Social Insurance Agency Expenditures |
EUR mil. | Per capita | Per working person | Annual change |
---|---|---|---|---|
Expenditures of Funds | 7 508,9 | 1 384 | 3 160 | 4,3% |
Old Age Insurance Fund Expenditures | 5 845,7 | 1 077 | 2 460 | 4,3% |
Disability Insurance Fund Expenditures | 933,9 | 172 | 393 | -0,5% |
Sickness Insurance Fund Expenditures | 509,2 | 94 | 214 | 15,5% |
Accident Insurance Fund Expenditures | 50,3 | 9 | 21 | 1,2% |
Unemployment Insurance Fund Expenditures | 153,1 | 28 | 64 | 4,1% |
Employer Insolvence Insurance Fund Expenditures | 16,7 | 3 | 7 | 3,2% |
Administration of Social Insurance Agency | 106,0 | 20 | 45 | 0,0% |
Revenues of Funds (current year) | 7 048,4 | 1 299 | 2 966 | 7,5% |
State Budget Subsidy | 547,6 | 101 | 230 | -13,8% |
Total loss / surplus (-/+) | -18,8 | -3 | -8 | n.a. |
Transfer of Contributions to Capital Funds (II. Pillar) | 547,6 | 101 | 230 | 21,0% |
Subsidy without II. Pillar Effect | 0,0 | 0 | 0 | n.a. |
Loss / surplus without Subsidy and II. Pillar Effect (-/+) | -18,8 | -3 | -8 | n.a. |
Social Insurance Agency pays benefits to citizens who are entitled to them.

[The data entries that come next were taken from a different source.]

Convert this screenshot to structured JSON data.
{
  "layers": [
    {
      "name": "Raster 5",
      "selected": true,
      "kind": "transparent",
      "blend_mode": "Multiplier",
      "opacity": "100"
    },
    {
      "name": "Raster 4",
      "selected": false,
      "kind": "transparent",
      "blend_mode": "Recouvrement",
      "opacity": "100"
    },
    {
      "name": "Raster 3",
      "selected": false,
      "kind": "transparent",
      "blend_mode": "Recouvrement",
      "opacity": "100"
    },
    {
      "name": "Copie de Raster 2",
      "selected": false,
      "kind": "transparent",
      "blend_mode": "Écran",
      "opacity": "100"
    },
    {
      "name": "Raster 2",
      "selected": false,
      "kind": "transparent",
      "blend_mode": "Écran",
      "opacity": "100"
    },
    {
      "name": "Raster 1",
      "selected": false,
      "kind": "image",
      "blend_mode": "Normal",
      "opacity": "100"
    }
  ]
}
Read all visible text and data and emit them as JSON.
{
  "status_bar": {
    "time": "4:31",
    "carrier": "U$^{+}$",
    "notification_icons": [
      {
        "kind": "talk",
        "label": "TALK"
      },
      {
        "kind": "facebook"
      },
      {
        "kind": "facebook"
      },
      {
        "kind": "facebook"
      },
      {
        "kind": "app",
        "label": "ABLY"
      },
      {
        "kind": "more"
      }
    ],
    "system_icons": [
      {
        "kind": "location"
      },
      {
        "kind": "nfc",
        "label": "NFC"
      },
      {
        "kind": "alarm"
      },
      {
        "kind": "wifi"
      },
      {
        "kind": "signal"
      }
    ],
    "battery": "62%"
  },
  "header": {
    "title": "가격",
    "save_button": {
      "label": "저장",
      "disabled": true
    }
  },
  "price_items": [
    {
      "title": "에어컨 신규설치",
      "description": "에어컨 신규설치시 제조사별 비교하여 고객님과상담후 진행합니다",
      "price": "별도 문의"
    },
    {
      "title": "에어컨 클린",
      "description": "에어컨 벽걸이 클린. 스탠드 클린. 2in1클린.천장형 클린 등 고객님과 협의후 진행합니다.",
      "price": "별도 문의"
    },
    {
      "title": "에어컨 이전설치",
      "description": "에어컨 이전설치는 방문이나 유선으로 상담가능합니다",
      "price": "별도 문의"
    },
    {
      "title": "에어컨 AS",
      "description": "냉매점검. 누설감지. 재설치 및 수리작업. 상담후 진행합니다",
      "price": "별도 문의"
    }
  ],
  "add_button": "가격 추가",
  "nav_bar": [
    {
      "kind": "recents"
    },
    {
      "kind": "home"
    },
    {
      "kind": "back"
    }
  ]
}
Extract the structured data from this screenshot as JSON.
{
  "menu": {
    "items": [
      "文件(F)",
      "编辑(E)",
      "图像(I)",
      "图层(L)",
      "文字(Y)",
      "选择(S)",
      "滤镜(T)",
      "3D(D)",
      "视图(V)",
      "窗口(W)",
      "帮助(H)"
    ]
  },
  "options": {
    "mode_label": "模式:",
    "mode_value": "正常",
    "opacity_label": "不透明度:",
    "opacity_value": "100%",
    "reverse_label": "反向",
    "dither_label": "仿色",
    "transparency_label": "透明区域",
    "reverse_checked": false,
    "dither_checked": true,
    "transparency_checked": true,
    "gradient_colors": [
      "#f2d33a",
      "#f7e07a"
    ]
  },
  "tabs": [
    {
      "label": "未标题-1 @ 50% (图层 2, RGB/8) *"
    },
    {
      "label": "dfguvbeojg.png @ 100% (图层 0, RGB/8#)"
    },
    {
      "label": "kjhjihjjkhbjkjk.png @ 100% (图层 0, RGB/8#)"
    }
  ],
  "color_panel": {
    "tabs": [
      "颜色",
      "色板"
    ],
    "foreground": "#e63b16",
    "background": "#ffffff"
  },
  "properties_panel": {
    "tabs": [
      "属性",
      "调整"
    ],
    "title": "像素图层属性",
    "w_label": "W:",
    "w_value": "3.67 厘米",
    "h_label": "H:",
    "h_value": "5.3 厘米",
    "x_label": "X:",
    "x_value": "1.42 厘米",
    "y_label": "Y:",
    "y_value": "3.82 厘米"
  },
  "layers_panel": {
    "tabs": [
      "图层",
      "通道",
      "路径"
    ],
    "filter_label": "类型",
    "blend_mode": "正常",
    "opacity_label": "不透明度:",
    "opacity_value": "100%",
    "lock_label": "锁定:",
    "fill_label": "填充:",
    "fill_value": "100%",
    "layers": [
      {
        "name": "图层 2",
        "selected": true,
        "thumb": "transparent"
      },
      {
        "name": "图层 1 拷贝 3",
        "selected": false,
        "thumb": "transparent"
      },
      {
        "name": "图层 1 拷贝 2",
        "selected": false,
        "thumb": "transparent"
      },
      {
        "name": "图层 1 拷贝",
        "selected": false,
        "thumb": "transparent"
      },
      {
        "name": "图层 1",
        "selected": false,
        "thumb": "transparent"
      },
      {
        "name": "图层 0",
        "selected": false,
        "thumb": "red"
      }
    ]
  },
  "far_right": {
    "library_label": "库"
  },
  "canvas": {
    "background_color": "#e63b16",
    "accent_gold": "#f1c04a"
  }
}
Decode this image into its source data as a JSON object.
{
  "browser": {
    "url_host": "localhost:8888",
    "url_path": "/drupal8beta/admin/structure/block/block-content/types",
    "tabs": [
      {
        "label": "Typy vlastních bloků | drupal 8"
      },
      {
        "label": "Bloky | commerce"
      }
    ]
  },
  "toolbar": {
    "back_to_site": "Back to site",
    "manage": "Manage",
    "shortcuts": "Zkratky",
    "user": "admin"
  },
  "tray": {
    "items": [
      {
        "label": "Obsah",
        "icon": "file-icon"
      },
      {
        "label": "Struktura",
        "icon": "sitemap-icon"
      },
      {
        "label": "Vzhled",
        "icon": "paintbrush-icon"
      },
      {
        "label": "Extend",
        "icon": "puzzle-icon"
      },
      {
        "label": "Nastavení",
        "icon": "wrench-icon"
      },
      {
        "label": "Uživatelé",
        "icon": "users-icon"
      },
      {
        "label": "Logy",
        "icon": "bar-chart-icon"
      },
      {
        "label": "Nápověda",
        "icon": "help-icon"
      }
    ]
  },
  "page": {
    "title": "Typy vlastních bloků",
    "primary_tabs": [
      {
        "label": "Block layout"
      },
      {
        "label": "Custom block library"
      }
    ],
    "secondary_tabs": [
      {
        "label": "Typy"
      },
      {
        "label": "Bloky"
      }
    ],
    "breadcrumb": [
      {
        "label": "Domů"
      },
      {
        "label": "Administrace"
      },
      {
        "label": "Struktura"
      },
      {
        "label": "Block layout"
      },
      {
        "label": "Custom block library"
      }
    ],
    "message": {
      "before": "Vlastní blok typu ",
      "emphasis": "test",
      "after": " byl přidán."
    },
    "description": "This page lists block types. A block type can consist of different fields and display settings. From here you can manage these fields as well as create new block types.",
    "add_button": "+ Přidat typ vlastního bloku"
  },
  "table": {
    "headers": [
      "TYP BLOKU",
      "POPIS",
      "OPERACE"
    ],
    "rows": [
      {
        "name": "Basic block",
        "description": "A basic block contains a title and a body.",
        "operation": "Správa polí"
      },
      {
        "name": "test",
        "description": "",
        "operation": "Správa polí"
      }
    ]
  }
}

Lack of income of the Agency caused by the payments flowing into the accounts of savers in the private pension funds (second pillar) is subsidised by the government state assets. Expenditures on retirement pensions are so high today that the loss would occur even in the case of non-existence of the second pillar. Item loss/surplus shows this difference. It is counted only as an income in the current year (surpluses from the previous years are not included).